When I run this code, I get this error:

TypeError:
can't iterate from BigDecimal

Any ideas of how to increment through these? I only need to increment back two decimal places. Thanks for looking!


Solution

  • You can't convert a Range of BigDecimal to an array:

    > a = BigDecimal.new('1')
     => #<BigDecimal:12a082bb0,'0.1E1',9(18)> 
    > b = BigDecimal.new('5')
     => #<BigDecimal:12a076ec8,'0.5E1',9(18)> 
    > (a..b).to_a
    TypeError: can't iterate from BigDecimal
    

    From the fine manual:

    You can only iterate if the start object of the range supports the succ method

    And BigDecimal doesn't have a succ method. When you feed this:

    ["users.hour_price_low IN (?)", price_low..price_high]
    

    to ActiveRecord as a condition, it probably sees that you've given it a Range and calls to_a on it to get something that can be SQL-ified and that's where your error comes from.

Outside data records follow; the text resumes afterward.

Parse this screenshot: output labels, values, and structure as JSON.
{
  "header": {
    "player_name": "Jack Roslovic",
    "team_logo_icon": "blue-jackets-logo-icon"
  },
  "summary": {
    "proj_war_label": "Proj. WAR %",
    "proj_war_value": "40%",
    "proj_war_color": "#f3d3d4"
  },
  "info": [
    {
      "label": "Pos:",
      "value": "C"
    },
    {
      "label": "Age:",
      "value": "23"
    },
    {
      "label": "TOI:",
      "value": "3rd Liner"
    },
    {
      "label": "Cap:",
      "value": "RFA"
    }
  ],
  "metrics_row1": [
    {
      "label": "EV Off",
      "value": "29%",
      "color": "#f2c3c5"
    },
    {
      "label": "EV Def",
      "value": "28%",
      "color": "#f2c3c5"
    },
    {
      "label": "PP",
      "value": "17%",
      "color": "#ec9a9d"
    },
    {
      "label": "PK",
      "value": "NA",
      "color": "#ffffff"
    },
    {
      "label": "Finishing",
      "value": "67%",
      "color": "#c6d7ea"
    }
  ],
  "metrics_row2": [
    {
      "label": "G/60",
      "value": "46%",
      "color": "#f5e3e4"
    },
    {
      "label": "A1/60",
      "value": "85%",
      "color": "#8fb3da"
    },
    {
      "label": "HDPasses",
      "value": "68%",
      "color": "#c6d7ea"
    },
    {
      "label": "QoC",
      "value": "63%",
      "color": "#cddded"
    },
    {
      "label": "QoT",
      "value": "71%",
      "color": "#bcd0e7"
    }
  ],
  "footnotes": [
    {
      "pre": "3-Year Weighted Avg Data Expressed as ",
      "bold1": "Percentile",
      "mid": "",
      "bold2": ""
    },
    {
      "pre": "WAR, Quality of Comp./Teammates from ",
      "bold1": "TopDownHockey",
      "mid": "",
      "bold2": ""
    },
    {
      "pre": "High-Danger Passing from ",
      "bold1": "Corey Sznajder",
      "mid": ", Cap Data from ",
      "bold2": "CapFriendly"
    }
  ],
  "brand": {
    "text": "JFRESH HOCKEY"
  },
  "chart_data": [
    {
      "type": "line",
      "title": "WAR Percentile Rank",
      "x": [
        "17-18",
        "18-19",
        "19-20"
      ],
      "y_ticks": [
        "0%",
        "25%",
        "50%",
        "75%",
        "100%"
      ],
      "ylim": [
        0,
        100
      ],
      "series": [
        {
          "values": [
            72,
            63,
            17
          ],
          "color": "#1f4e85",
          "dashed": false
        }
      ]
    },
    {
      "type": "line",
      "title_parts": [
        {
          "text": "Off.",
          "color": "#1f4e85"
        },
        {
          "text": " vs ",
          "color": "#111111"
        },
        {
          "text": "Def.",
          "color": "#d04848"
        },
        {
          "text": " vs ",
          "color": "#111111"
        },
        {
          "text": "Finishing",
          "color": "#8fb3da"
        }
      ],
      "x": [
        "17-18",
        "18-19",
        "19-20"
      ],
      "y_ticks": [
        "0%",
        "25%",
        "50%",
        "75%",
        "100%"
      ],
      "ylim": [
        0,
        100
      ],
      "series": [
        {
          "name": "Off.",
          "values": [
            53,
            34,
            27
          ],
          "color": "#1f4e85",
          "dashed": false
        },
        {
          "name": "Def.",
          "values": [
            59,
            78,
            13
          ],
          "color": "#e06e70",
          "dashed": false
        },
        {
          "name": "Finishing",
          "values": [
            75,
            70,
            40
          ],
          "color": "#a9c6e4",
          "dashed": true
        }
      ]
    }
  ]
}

    I think you want to say this:

    [ "users.hour_price_low >= :lo AND users.hour_price_low <= :hi", { :lo => price_low, :hi => price_hi } ]
    

    Similar issues apply to your hour_price_high.

    Even if price_low and price_high were integers you wouldn't want to use IN, the range could expand to a rather large list and the database would have to compare each one individually.